The museum was built for the 1897 World Exhibition (Belgium has hosted an astounding number of World Exhibitions, likely a testimony to the industrial prosperity of the country during the late 19th and early 20th century).
Besides focusing on Congo, the museum now extends its scope to large portions of Middle, East and West Africa. When we visited recently, despite some efforts, the museum still has a dated appearance, some apparently call is 'a museum of a museum', to indicate how museums looked like in the middle of the 20th century.
|One of the many masks on display in the museum.
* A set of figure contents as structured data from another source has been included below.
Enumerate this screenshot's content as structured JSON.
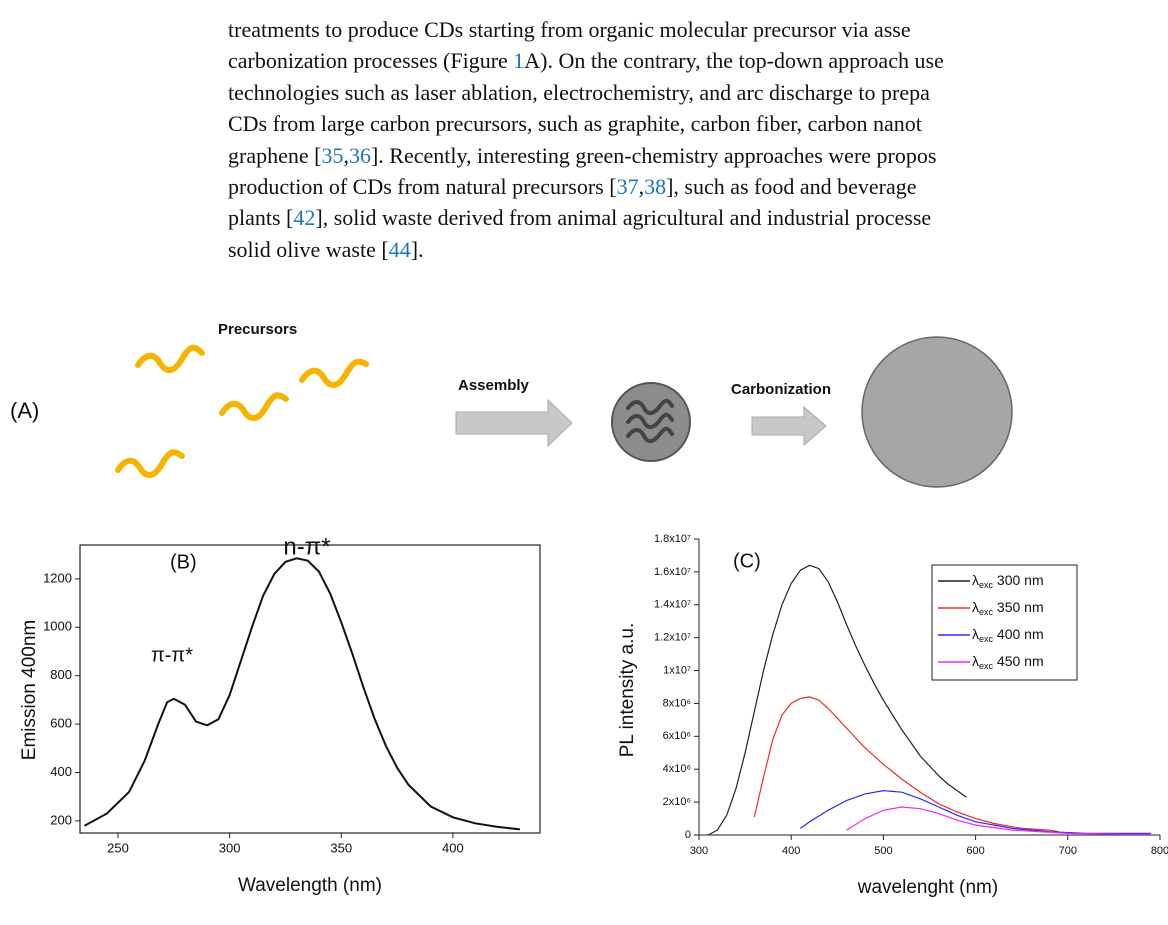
{
  "document": {
    "lines": [
      [
        "treatments to produce CDs starting from organic molecular precursor via asse"
      ],
      [
        "carbonization processes (Figure ",
        "1",
        "A). On the contrary, the top-down approach use"
      ],
      [
        "technologies such as laser ablation, electrochemistry, and arc discharge to prepa"
      ],
      [
        "CDs from large carbon precursors, such as graphite, carbon fiber, carbon nanot"
      ],
      [
        "graphene [",
        "35",
        ",",
        "36",
        "]. Recently, interesting green-chemistry approaches were propos"
      ],
      [
        "production of CDs from natural precursors [",
        "37",
        ",",
        "38",
        "], such as food and beverage"
      ],
      [
        "plants [",
        "42",
        "], solid waste derived from animal agricultural and industrial processe"
      ],
      [
        "solid olive waste [",
        "44",
        "]."
      ]
    ]
  },
  "diagram": {
    "panel": "(A)",
    "precursors": "Precursors",
    "assembly": "Assembly",
    "carbonization": "Carbonization"
  },
  "chart_data": [
    {
      "type": "line",
      "panel": "(B)",
      "xlabel": "Wavelength (nm)",
      "ylabel": "Emission 400nm",
      "annotations": [
        "n-π*",
        "π-π*"
      ],
      "xlim": [
        233,
        439
      ],
      "ylim": [
        150,
        1340
      ],
      "xticks": [
        250,
        300,
        350,
        400
      ],
      "yticks": [
        200,
        400,
        600,
        800,
        1000,
        1200
      ],
      "series": [
        {
          "color": "#111111",
          "x": [
            235,
            245,
            255,
            262,
            268,
            272,
            275,
            280,
            285,
            290,
            295,
            300,
            305,
            310,
            315,
            320,
            325,
            330,
            335,
            340,
            345,
            350,
            355,
            360,
            365,
            370,
            375,
            380,
            390,
            400,
            410,
            420,
            430
          ],
          "values": [
            180,
            230,
            320,
            450,
            600,
            690,
            705,
            680,
            610,
            595,
            620,
            720,
            860,
            1000,
            1130,
            1220,
            1270,
            1285,
            1275,
            1230,
            1140,
            1020,
            890,
            750,
            620,
            510,
            420,
            350,
            260,
            215,
            190,
            175,
            165
          ]
        }
      ]
    },
    {
      "type": "line",
      "panel": "(C)",
      "xlabel": "wavelenght (nm)",
      "ylabel": "PL intensity a.u.",
      "xlim": [
        300,
        800
      ],
      "ylim": [
        0,
        18000000
      ],
      "xticks": [
        300,
        400,
        500,
        600,
        700,
        800
      ],
      "yticks": [
        0,
        {
          "value": 2000000,
          "label": "2x10⁶"
        },
        {
          "value": 4000000,
          "label": "4x10⁶"
        },
        {
          "value": 6000000,
          "label": "6x10⁶"
        },
        {
          "value": 8000000,
          "label": "8x10⁶"
        },
        {
          "value": 10000000,
          "label": "1x10⁷"
        },
        {
          "value": 12000000,
          "label": "1.2x10⁷"
        },
        {
          "value": 14000000,
          "label": "1.4x10⁷"
        },
        {
          "value": 16000000,
          "label": "1.6x10⁷"
        },
        {
          "value": 18000000,
          "label": "1.8x10⁷"
        }
      ],
      "legend": "top-right",
      "series": [
        {
          "name": "λexc 300 nm",
          "color": "#222222",
          "x": [
            310,
            320,
            330,
            340,
            350,
            360,
            370,
            380,
            390,
            400,
            410,
            420,
            430,
            440,
            450,
            460,
            470,
            480,
            490,
            500,
            510,
            520,
            530,
            540,
            550,
            560,
            570,
            580,
            590
          ],
          "values": [
            0,
            300000,
            1200000,
            2800000,
            5000000,
            7500000,
            10000000,
            12200000,
            14000000,
            15300000,
            16100000,
            16400000,
            16200000,
            15400000,
            14200000,
            12800000,
            11500000,
            10300000,
            9200000,
            8200000,
            7300000,
            6400000,
            5600000,
            4800000,
            4200000,
            3600000,
            3100000,
            2700000,
            2300000
          ]
        },
        {
          "name": "λexc 350 nm",
          "color": "#ee2b2b",
          "x": [
            360,
            370,
            380,
            390,
            400,
            410,
            420,
            430,
            440,
            450,
            460,
            470,
            480,
            490,
            500,
            520,
            540,
            560,
            580,
            600,
            620,
            650,
            680,
            690
          ],
          "values": [
            1100000,
            3500000,
            5800000,
            7300000,
            8000000,
            8300000,
            8400000,
            8200000,
            7700000,
            7100000,
            6500000,
            5900000,
            5300000,
            4800000,
            4300000,
            3400000,
            2600000,
            1900000,
            1400000,
            1000000,
            700000,
            400000,
            300000,
            200000
          ]
        },
        {
          "name": "λexc 400 nm",
          "color": "#2b2bee",
          "x": [
            410,
            420,
            440,
            460,
            480,
            500,
            520,
            540,
            560,
            580,
            600,
            640,
            680,
            720,
            760,
            790
          ],
          "values": [
            400000,
            800000,
            1500000,
            2100000,
            2500000,
            2700000,
            2600000,
            2200000,
            1700000,
            1200000,
            800000,
            400000,
            200000,
            100000,
            100000,
            100000
          ]
        },
        {
          "name": "λexc 450 nm",
          "color": "#ee2bee",
          "x": [
            460,
            480,
            500,
            520,
            540,
            560,
            580,
            600,
            640,
            700,
            760,
            790
          ],
          "values": [
            300000,
            1000000,
            1500000,
            1700000,
            1600000,
            1300000,
            900000,
            600000,
            300000,
            100000,
            50000,
            50000
          ]
        }
      ]
    }
  ]
}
There are 4 departments : Cultural Anthropology, Geology and Mineralogy, Zoology, History and General Scientific Services. Most interesting are the important section displaying various masks and outfits from the region. Quite a lot of stuffed huge animals are also on display.
You will not find much in this museum alluding to the exploitations, the various atrocities and torture that occurred, while King Leopold II owned the huge territory. You can find out about this in the book : "The Dream of the Celt", based on the life of Roger Casement, by Nobel Price winner Mario Vargas Llosa (2010). Flemish author David Van Reybrouck in his bestselling book (will also appear in English soon) "Congo. A History", reportedly also wrote about this issue (we did not read the book yet).
As the photos reveal, The Royal Museum for Central Africa is housed in a most impressive building. Adjacent is the marvellous and vast Park van Tervuren, which will invite you to a pleasant walk.
|View towards the vast Park of Tervuren.
Tervuren and the Royal Museum for Central Africa are located some 15 kilometers from Leuven.